Individual fields fetched from database are mappend onto Clover data record/fields (see JDBC to CloverETL table) - the structure of Clover record is determined by specified Clover metadata (metadata is assigned to Edge which connects DBInputTable with other components connected to DBInputTable).
Example of transformation graph which uses DBInputTable component:
<?xml version="1.0" encoding="UTF-8"?> <Graph name="TestingDB"> <Global> <Metadata id="InMetadata" fileURL="metadata/employee.fmt"/> <DBConnection id="PosgressDB" dbConfig="Posgress.cfg"/> </Global> <Phase number="0"> <Node id="INPUT" type="DB_INPUT_TABLE" dbConnection="PosgressDB" sqlQuery="select * from employee" /> <Node id="OUTPUT" type="DELIMITED_DATA_WRITER_NIO" append="false" fileURL="employees2.list.out"/> <Edge id="INEDGE" fromNode="INPUT:0" toNode="OUTPUT:0" metadata="InMetadata"/> </Phase> </Graph>
SQL command (sqlQuery) can be more complicated than the example above suggests. You can use any valid SQL construct but make sure the metadata corresponds to number and types of returned data fields. See CloverETL examples for more variations of DBInputTable usages.

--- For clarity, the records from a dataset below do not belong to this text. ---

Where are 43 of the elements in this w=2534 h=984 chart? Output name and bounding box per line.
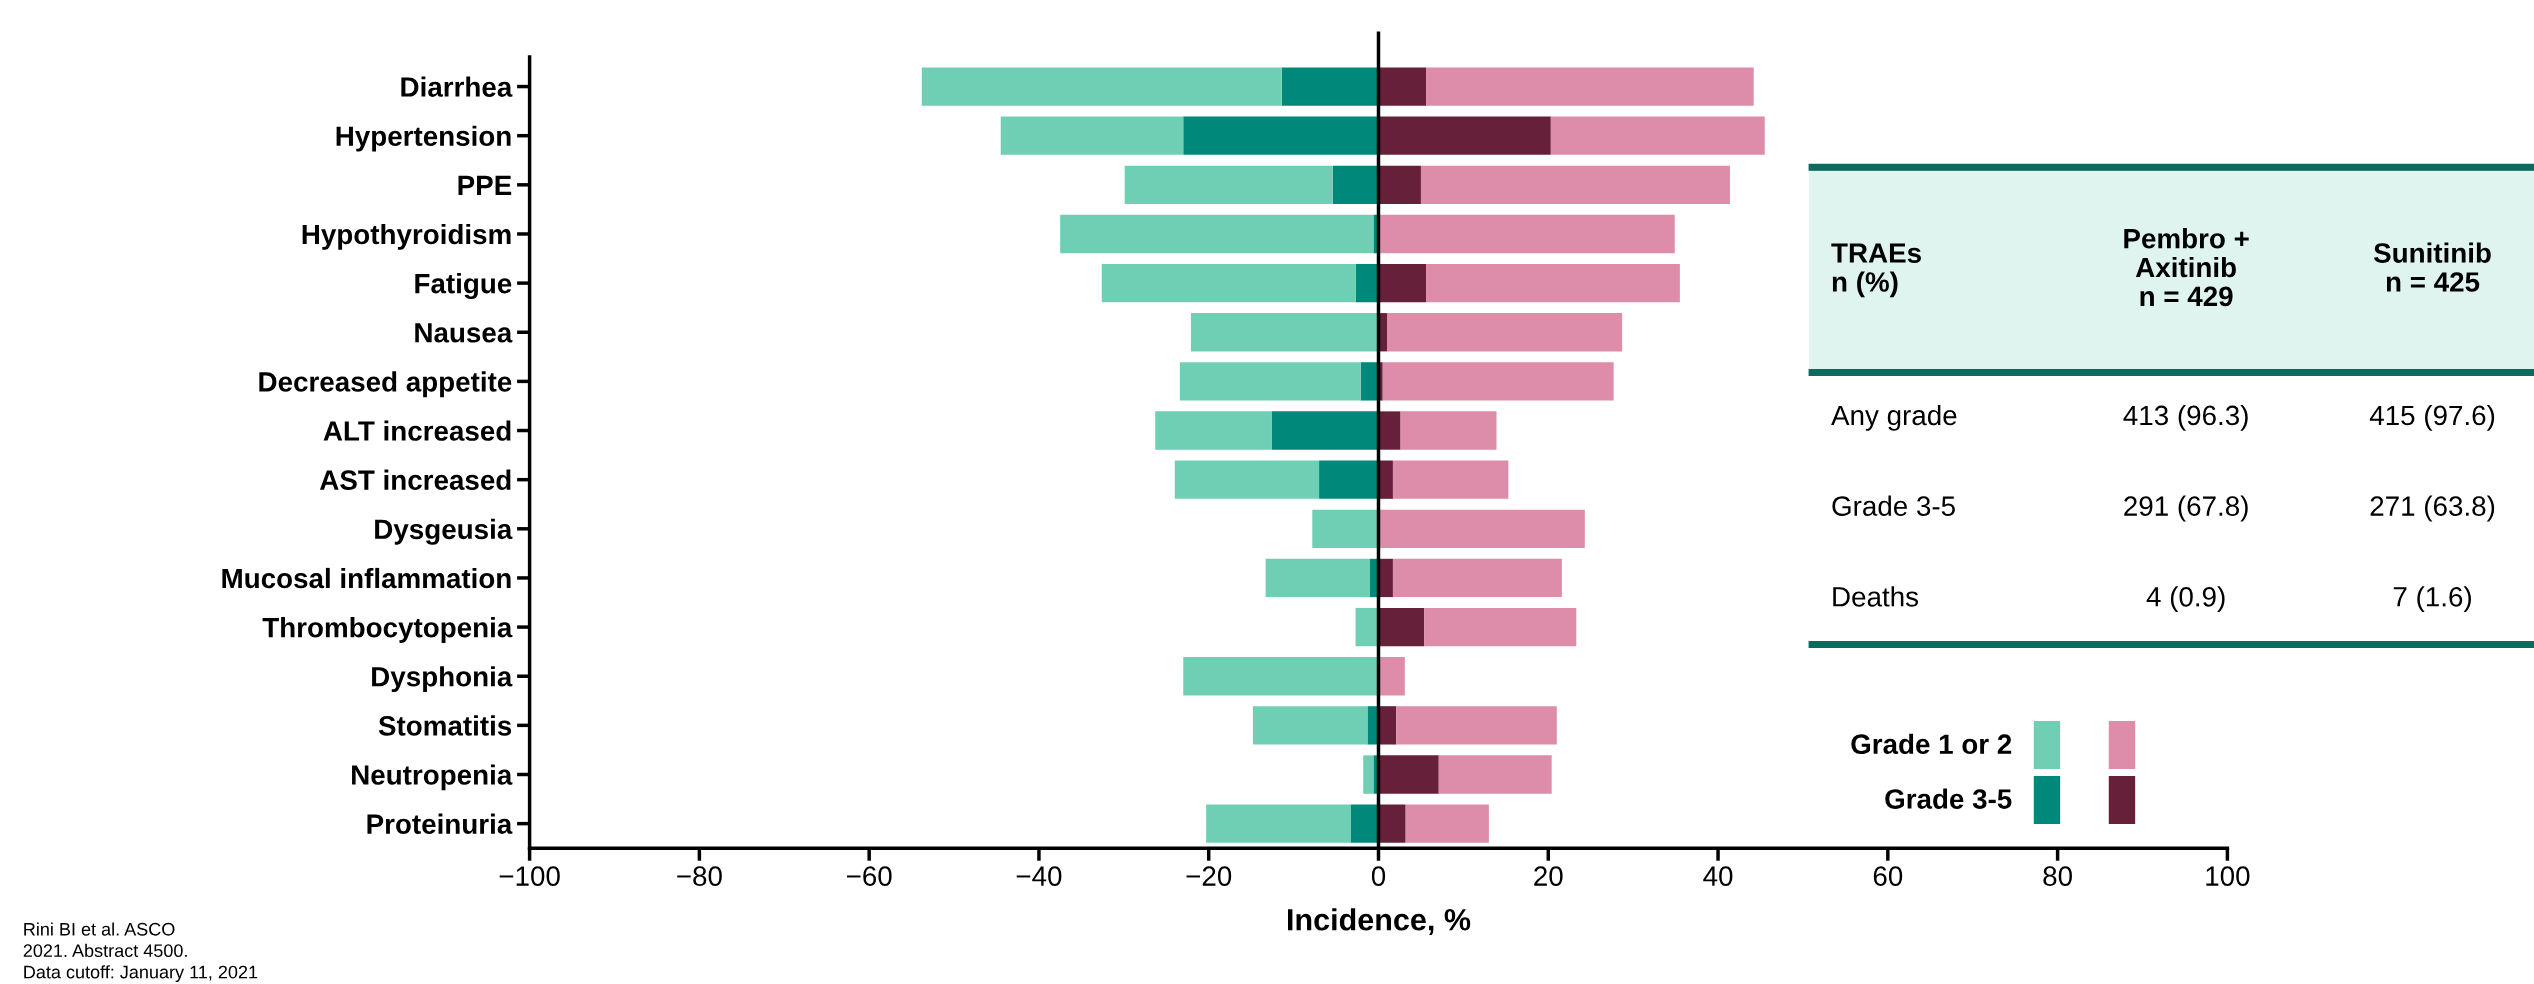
legend-label: Grade 1 or 2 <box>1851 733 2012 755</box>
y-tick-label: Thrombocytopenia <box>262 617 513 643</box>
text: 415 (97.6) <box>2369 404 2495 431</box>
y-tick-label: Nausea <box>415 323 513 343</box>
annotation: 4 (0.9) <box>2146 586 2225 613</box>
y-tick-label: Neutropenia <box>352 764 513 791</box>
annotation: Grade 3-5 <box>1832 495 1955 516</box>
y-tick-label: ALT increased <box>323 420 511 441</box>
annotation: Deaths <box>1833 586 1919 607</box>
x-tick-label: −40 <box>1016 866 1062 886</box>
text: Rini BI et al. ASCO 2021. Abstract 4500. Data cutoff: January 11, 2021 <box>23 922 258 983</box>
annotation: TRAEs n (%) <box>1831 243 1921 298</box>
text: 271 (63.8) <box>2370 495 2495 522</box>
x-tick-label: 40 <box>1703 866 1733 886</box>
y-tick-label: Fatigue <box>415 273 512 300</box>
y-tick-label: Diarrhea <box>401 76 513 97</box>
x-tick-label: 100 <box>2206 866 2250 886</box>
x-tick-label: −20 <box>1186 866 1232 886</box>
y-tick-label: Dysphonia <box>372 666 513 693</box>
x-tick-label: 20 <box>1534 866 1563 886</box>
x-tick-label: −80 <box>677 866 722 886</box>
y-tick-label: Hypertension <box>336 125 511 152</box>
x-axis-title: Incidence, % <box>1288 908 1471 935</box>
text: Sunitinib n = 425 <box>2373 242 2491 292</box>
annotation: Any grade <box>1831 404 1957 431</box>
annotation: 291 (67.8) <box>2124 495 2248 522</box>
annotation: Pembro + Axitinib n = 429 <box>2124 228 2249 307</box>
y-tick-label: Stomatitis <box>378 715 512 736</box>
annotation: 413 (96.3) <box>2123 404 2248 431</box>
y-tick-label: Mucosal inflammation <box>222 567 511 589</box>
y-tick-label: AST increased <box>319 469 511 490</box>
x-tick-label: −60 <box>846 866 892 886</box>
legend-label: Grade 3-5 <box>1885 788 2012 809</box>
y-tick-label: Decreased appetite <box>259 371 512 398</box>
x-tick-label: 60 <box>1873 866 1903 886</box>
x-tick-label: 0 <box>1371 866 1386 886</box>
y-tick-label: Proteinuria <box>367 813 513 834</box>
y-tick-label: PPE <box>458 175 512 195</box>
y-tick-label: Dysgeusia <box>375 518 513 545</box>
x-tick-label: 80 <box>2043 866 2072 886</box>
y-tick-label: Hypothyroidism <box>302 223 511 250</box>
x-tick-label: −100 <box>499 866 560 886</box>
text: 7 (1.6) <box>2393 586 2471 613</box>
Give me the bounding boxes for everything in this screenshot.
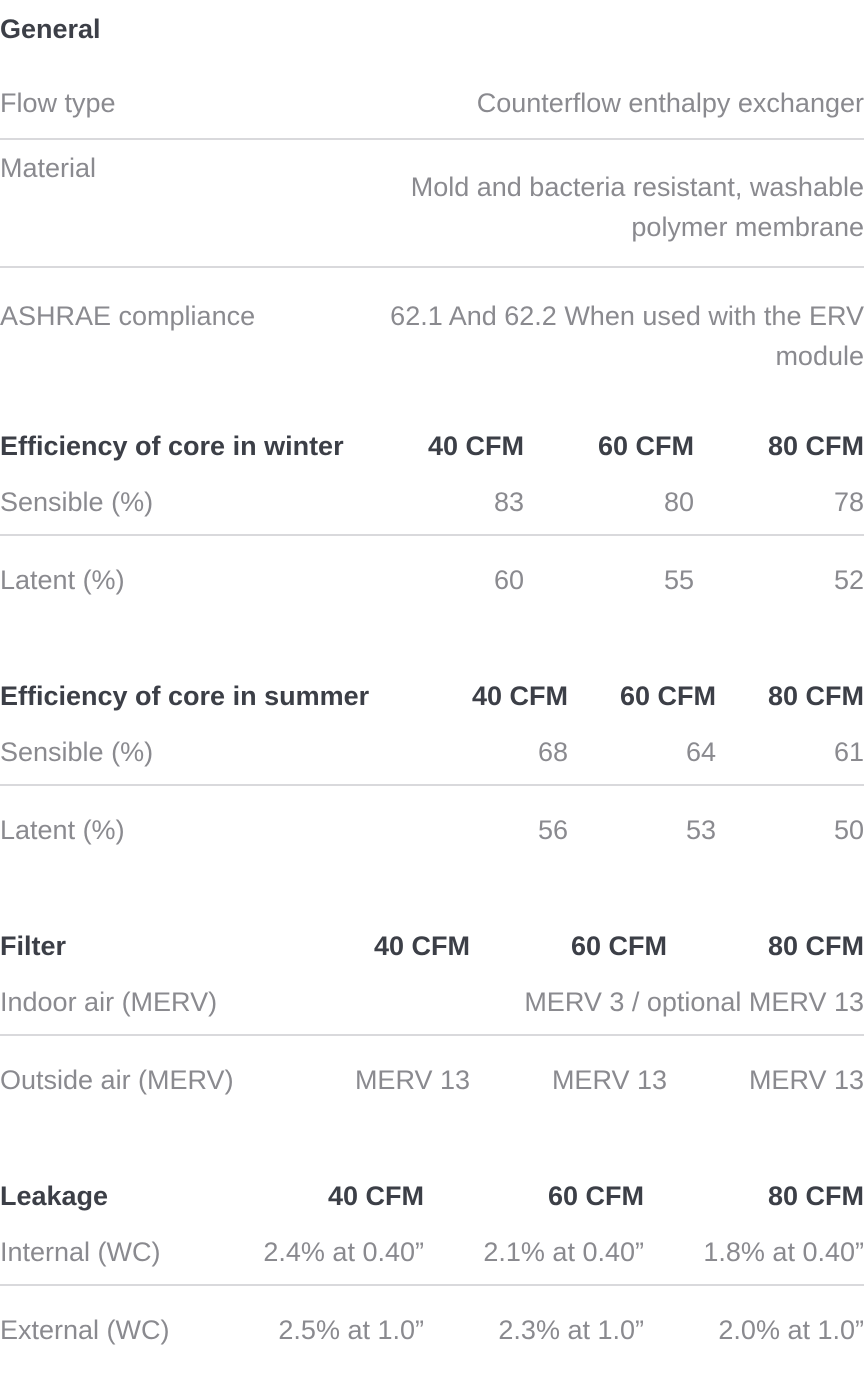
- column-header: 80 CFM: [767, 931, 864, 961]
- spec-row-material: Material Mold and bacteria resistant, wa…: [0, 140, 864, 268]
- leakage-section: Leakage 40 CFM 60 CFM 80 CFM Internal (W…: [0, 1124, 864, 1374]
- column-header: 40 CFM: [327, 1181, 424, 1211]
- spec-label: Material: [0, 153, 97, 183]
- row-label: Sensible (%): [0, 487, 154, 517]
- cell-value: 2.0% at 1.0”: [718, 1314, 864, 1345]
- cell-value: MERV 13: [354, 1064, 470, 1095]
- row-label: Latent (%): [0, 564, 125, 595]
- cell-value: 52: [833, 564, 864, 595]
- summer-title: Efficiency of core in summer: [0, 681, 370, 711]
- spec-row-ashrae: ASHRAE compliance 62.1 And 62.2 When use…: [0, 268, 864, 396]
- column-header: 40 CFM: [427, 431, 524, 461]
- cell-value: 80: [663, 487, 694, 517]
- cell-value: 50: [833, 814, 864, 845]
- cell-value: 64: [685, 737, 716, 767]
- cell-value: 61: [833, 737, 864, 767]
- cell-value: 78: [833, 487, 864, 517]
- filter-header-row: Filter 40 CFM 60 CFM 80 CFM: [0, 874, 864, 966]
- cell-value: 60: [493, 564, 524, 595]
- column-header: 40 CFM: [471, 681, 568, 711]
- row-label: Sensible (%): [0, 737, 154, 767]
- table-row: Sensible (%) 68 64 61: [0, 716, 864, 786]
- cell-value: 83: [493, 487, 524, 517]
- column-header: 80 CFM: [767, 431, 864, 461]
- cell-value: 2.4% at 0.40”: [263, 1237, 424, 1267]
- filter-section: Filter 40 CFM 60 CFM 80 CFM Indoor air (…: [0, 874, 864, 1124]
- spec-value: Mold and bacteria resistant, washable po…: [410, 172, 864, 242]
- cell-value: 56: [537, 814, 568, 845]
- column-header: 80 CFM: [767, 1181, 864, 1211]
- column-header: 40 CFM: [373, 931, 470, 961]
- spec-label: Flow type: [0, 87, 116, 118]
- cell-value: MERV 13: [551, 1064, 667, 1095]
- cell-value: 2.3% at 1.0”: [498, 1314, 644, 1345]
- row-label: Latent (%): [0, 814, 125, 845]
- winter-efficiency-section: Efficiency of core in winter 40 CFM 60 C…: [0, 396, 864, 624]
- general-title: General: [0, 14, 101, 44]
- spec-row-flow-type: Flow type Counterflow enthalpy exchanger: [0, 68, 864, 140]
- cell-value: MERV 3 / optional MERV 13: [524, 987, 864, 1017]
- column-header: 60 CFM: [547, 1181, 644, 1211]
- summer-efficiency-section: Efficiency of core in summer 40 CFM 60 C…: [0, 624, 864, 874]
- row-label: External (WC): [0, 1314, 170, 1345]
- column-header: 60 CFM: [570, 931, 667, 961]
- spec-label: ASHRAE compliance: [0, 301, 256, 331]
- table-row: Latent (%) 60 55 52: [0, 536, 864, 624]
- table-row: Outside air (MERV) MERV 13 MERV 13 MERV …: [0, 1036, 864, 1124]
- winter-title: Efficiency of core in winter: [0, 431, 344, 461]
- column-header: 60 CFM: [597, 431, 694, 461]
- table-row: Latent (%) 56 53 50: [0, 786, 864, 874]
- leakage-title: Leakage: [0, 1181, 109, 1211]
- table-row: Sensible (%) 83 80 78: [0, 466, 864, 536]
- table-row: Internal (WC) 2.4% at 0.40” 2.1% at 0.40…: [0, 1216, 864, 1286]
- cell-value: 53: [685, 814, 716, 845]
- column-header: 80 CFM: [767, 681, 864, 711]
- cell-value: 1.8% at 0.40”: [703, 1237, 864, 1267]
- general-section: General Flow type Counterflow enthalpy e…: [0, 0, 864, 396]
- row-label: Internal (WC): [0, 1237, 161, 1267]
- cell-value: 55: [663, 564, 694, 595]
- cell-value: MERV 13: [748, 1064, 864, 1095]
- filter-title: Filter: [0, 931, 67, 961]
- spec-value: Counterflow enthalpy exchanger: [476, 87, 864, 118]
- winter-header-row: Efficiency of core in winter 40 CFM 60 C…: [0, 396, 864, 466]
- cell-value: 2.1% at 0.40”: [483, 1237, 644, 1267]
- row-label: Indoor air (MERV): [0, 987, 218, 1017]
- leakage-header-row: Leakage 40 CFM 60 CFM 80 CFM: [0, 1124, 864, 1216]
- spec-value: 62.1 And 62.2 When used with the ERV mod…: [390, 301, 864, 371]
- summer-header-row: Efficiency of core in summer 40 CFM 60 C…: [0, 624, 864, 716]
- table-row: External (WC) 2.5% at 1.0” 2.3% at 1.0” …: [0, 1286, 864, 1374]
- row-label: Outside air (MERV): [0, 1064, 234, 1095]
- cell-value: 68: [537, 737, 568, 767]
- table-row: Indoor air (MERV) MERV 3 / optional MERV…: [0, 966, 864, 1036]
- cell-value: 2.5% at 1.0”: [278, 1314, 424, 1345]
- column-header: 60 CFM: [619, 681, 716, 711]
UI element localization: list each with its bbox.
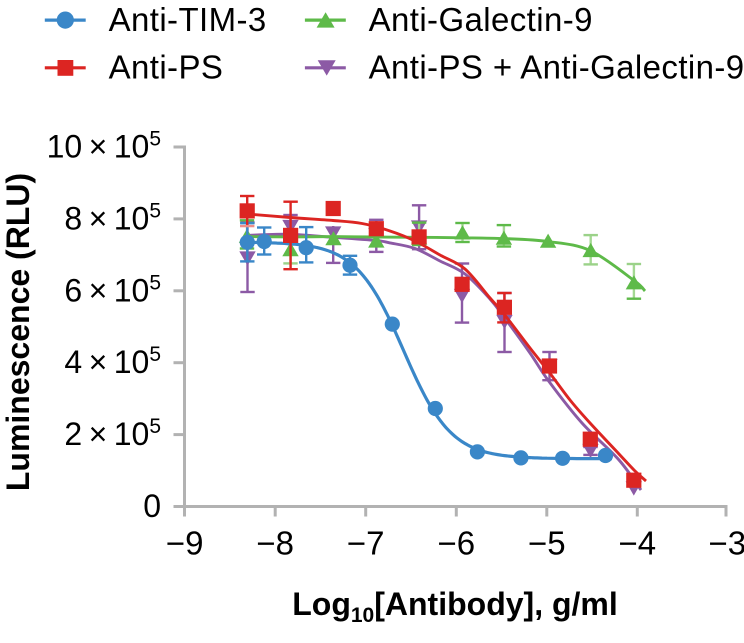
svg-text:Log10[Antibody], g/ml: Log10[Antibody], g/ml — [292, 586, 618, 627]
svg-text:0: 0 — [143, 488, 161, 524]
svg-text:−7: −7 — [347, 525, 385, 562]
svg-text:10 × 105: 10 × 105 — [47, 128, 161, 165]
svg-text:−9: −9 — [166, 525, 204, 562]
svg-text:Anti-PS + Anti-Galectin-9: Anti-PS + Anti-Galectin-9 — [369, 49, 744, 86]
svg-text:−5: −5 — [528, 525, 566, 562]
svg-text:8 × 105: 8 × 105 — [64, 199, 161, 236]
svg-text:Anti-TIM-3: Anti-TIM-3 — [109, 1, 267, 38]
svg-text:−8: −8 — [256, 525, 294, 562]
svg-text:4 × 105: 4 × 105 — [64, 343, 161, 380]
svg-text:Luminescence (RLU): Luminescence (RLU) — [0, 173, 36, 491]
svg-text:−4: −4 — [618, 525, 656, 562]
svg-text:6 × 105: 6 × 105 — [64, 271, 161, 308]
svg-text:Anti-PS: Anti-PS — [109, 49, 224, 86]
svg-text:Anti-Galectin-9: Anti-Galectin-9 — [369, 1, 593, 38]
svg-text:−3: −3 — [708, 525, 744, 562]
svg-text:2 × 105: 2 × 105 — [64, 415, 161, 452]
svg-text:−6: −6 — [437, 525, 475, 562]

When there is a need to populate DB table with data comming from CloverETL transformation graph, the DBOutputTable component can be used to fulfill it. It is complement to DBInputTable. It maps CloverETL data records/individual fields onto target DB table fields. It can perform simple data conversions to successfully map CloverETL basic data types on to target DB variants - see CloverETL to JDBC table above.
Following example illustrates usage of DBOutputTable:
<?xml version="1.0" encoding="UTF-8"?> <Graph name="TestingDB2"> <Global> <Metadata id="InMetadata" fileURL="metadata/myemployee.fmt"/> <DBConnection id="PosgressDB" dbConfig="posgress.cfg"/> </Global> <Phase number="0"> <Node id="INPUT" type="DELIMITED_DATA_READER_NIO" fileURL="employees.list.dat" /> <Node id="OUTPUT" type="DB_OUTPUT_TABLE" dbConnection="PosgressDB" dbTable="myemployee" /> <Edge id="INEDGE" fromNode="INPUT:0" toNode="OUTPUT:0" metadata="InMetadata"/> </Phase> </Graph>
Should you need to populate only certain fields of target DB table (when for instance one fields is automatically populated from DB sequence), dbFields parameter of DBOutputTable can be used:
<Node id="OUTPUT2" type="DB_OUTPUT_TABLE" dbConnection="PosgressDB" dbTable="myemployee" dbFields="FIRST_NAME;LAST_NAME" />
<?xml version="1.0" encoding="UTF-8"?> <Graph name="TestingDB3"> <Global> <Metadata id="InMetadata" fileURL="metadata/myemployee.fmt"/> <DBConnection id="PosgressDB" dbConfig="posgress.cfg"/> </Global> <Phase number="1"> <Node id="INPUT" type="DELIMITED_DATA_READER_NIO" fileURL="employees2.list.tmp" /> <Node id="OUTPUT" type="DB_OUTPUT_TABLE" dbConnection="InterbaseDB" dbTable="myemployee" dbFields="FIRST_NAME;LAST_NAME" cloverFields="LAST_NAME;FIRST_NAME" /> <Edge id="INEDGE" fromNode="INPUT:0" toNode="OUTPUT:0" metadata="InMetadata"/> </Phase> </Graph>
| Source field (CloverETL) | Target field (DB table) |
|---|---|
| LAST_NAME | FIRST_NAME |
| FIRST_NAME | LAST_NAME |
Sometimes you need to execute single (or multiple) commands against DB which does not require any input. For example create new table, add data partition, drop index or something totally different. For this, CloverETL offers DBExecute component which takes specified commands and executes them one by one against DB. You may define whether all commands form one transaction or whether the should be DB commit after each command.
Following is a simple example of DBExecute:
<?xml version="1.0" encoding="UTF-8"?> <Graph name="TestingExecute"> <Global> <DBConnection id="InterbaseDB" dbConfig="interbase.cfg"/> </Global> <Phase number="0"> <Node id="DBEXEC" type="DB_EXECUTE" dbConnection="InterbaseDB" inTransaction="N"> <SQLCode> create table EMPLOYEE ( EMP_NO NUMBER not null, FIRST_NAME VARCHAR2(15) not null, LAST_NAME VARCHAR2(20) not null, PHONE_EXT VARCHAR2(4), HIRE_DATE DATE not null, DEPT_NO CHAR(3) not null, JOB_CODE VARCHAR2(5) not null, JOB_GRADE NUMBER(4,2) not null, JOB_COUNTRY VARCHAR2(15) not null, SALARY NUMBER(15,2) not null, FULL_NAME VARCHAR2(35) ); insert into employee values(2,'Robert','Nelson','250',28/12/1988,'600','VP',2.0,'USA',105900.0,'Nelson, Robert'); insert into employee values(4,'Bruce','Young','233',28/12/1988,'621','Eng',2.0,'USA',97500.0,'Young, Bruce'); insert into employee values(5,'Kim','Lambert','22',06/02/1989,'130','Eng',2.0,'USA',102750.0,'Lambert, Kim'); insert into employee values(8,'Leslie','Johnson','410',05/04/1989,'180','Mktg',3.0,'USA',64635.0,'Johnson, Leslie'); insert into employee values(9,'Phil','Forest','229',17/04/1989,'622','Mngr',3.0,'USA',75060.0,'Forest, Phil'); </SQLCode> </Node> </Phase> </Graph>